Mały komunikat dla wszystkich, którym zawsze się wydawało, że można samemu, bez oglądania się na innych, bez współpracy i bez wspólnoty [tak, właśnie – wspólnoty, ale prawdziwszej bo opartej na czymś więcej niż śpiewaniu okolicznościowych pieśni i składaniu rocznicowych wiązanek].

Dzisiaj wielu pracodawców zwalnia, tnie wynagrodzenia, wręcza wypowiedzenia zmieniające albo naciska na podpisywanie porozumień. W wielu miejscach to niestety smutna konieczność jako reakcja na spadek przychodów, czasem ogromny, że sprowadzający je do zera. W innych to niestety gra, w której koszty kryzysu przerzuca się w całości na barki pracowników.

W takim kryzysie nikt z jednak niezorganizowanym zbiorowiskiem jednostek nie będzie rozmawiać. Bo, po pierwsze nie ma jak, a po drugie nie musi. Nie macie organizacji związkowej? Prawo w zasadzie zwalnia pracodawcę z negocjowania, ustalania, konsultowania. Możecie niezrzeszeni koledzy i koleżanki czekać na kwitek od pracodawcy ze zwolnieniem lub obniżeniem wynagrodzenia.

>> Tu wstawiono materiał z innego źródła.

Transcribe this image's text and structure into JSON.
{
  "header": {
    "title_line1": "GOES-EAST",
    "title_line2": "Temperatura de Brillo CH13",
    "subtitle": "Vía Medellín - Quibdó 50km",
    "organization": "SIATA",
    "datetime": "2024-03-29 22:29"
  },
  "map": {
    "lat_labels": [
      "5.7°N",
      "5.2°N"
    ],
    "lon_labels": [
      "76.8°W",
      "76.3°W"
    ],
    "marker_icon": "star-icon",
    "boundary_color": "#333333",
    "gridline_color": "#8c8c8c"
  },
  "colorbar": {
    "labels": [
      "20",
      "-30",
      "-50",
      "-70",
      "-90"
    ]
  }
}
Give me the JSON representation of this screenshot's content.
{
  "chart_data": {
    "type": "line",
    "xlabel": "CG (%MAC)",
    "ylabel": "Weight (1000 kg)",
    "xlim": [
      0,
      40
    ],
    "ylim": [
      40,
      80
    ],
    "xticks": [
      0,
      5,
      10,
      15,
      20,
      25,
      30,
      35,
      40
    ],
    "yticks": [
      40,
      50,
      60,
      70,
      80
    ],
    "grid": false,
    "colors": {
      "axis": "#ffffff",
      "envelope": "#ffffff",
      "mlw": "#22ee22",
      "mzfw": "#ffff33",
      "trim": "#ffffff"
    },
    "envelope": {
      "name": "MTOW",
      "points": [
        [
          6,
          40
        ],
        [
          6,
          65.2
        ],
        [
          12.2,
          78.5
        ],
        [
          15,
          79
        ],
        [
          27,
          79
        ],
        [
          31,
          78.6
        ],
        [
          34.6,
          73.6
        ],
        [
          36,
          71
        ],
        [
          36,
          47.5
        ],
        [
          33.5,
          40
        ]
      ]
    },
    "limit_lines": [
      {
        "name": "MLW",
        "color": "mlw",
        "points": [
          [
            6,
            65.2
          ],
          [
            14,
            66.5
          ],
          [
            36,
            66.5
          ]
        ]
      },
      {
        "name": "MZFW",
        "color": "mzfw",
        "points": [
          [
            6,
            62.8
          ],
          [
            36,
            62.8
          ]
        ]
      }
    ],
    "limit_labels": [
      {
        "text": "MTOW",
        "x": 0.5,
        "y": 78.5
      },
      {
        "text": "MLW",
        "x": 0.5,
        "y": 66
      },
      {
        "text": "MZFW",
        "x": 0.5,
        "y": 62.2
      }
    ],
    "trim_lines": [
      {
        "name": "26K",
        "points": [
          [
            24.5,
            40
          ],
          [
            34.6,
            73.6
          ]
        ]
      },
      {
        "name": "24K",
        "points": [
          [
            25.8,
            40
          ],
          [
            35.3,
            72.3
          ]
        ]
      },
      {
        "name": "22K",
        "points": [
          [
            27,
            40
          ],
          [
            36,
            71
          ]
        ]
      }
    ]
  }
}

Gdybyście mieli organizację związkową, moglibyście negocjować czy obniżka o 20 proc. jest na stałe, czy np. na najbliższe 4 miesiące. Czy będzie Wam zrekompensowana, choćby po kawałku, przez 2 kolejne lata, czy nigdy.

Jeśli firma będzie zwalniać, często po wielu latach pracy, to bez związku zawodowego nie będziecie mieć szansy negocjować odpraw jakkolwiek lepszych niż ustawowe minimum. Nie będzie wspólnego ustalania kryteriów i terminów ograniczenia zatrudnienia. Nic nie będzie mogli zrobić, nie wcielicie się w rolę partnera dla Waszego pracodawcy, bo nie idzie przecież o prymitywny spór, ale o położenie na stole interesów obydwu stron i choćby podjęcie próby ich ułożenia tak, aby ugrać w tych trudnych czasach, co jest możliwe do ugrania.

Jeśli jesteś zatrudniony lub zatrudniona w firmie, w której pracuje kilkadziesiąt, kilkaset lub kilka tysięcy osób, to bez organizacji związkowej będziesz niemym odbiorcą decyzji kierownictwa firmy. Może to jednak dobry moment, żeby pomyśleć o roli upodmiotowionego partnera?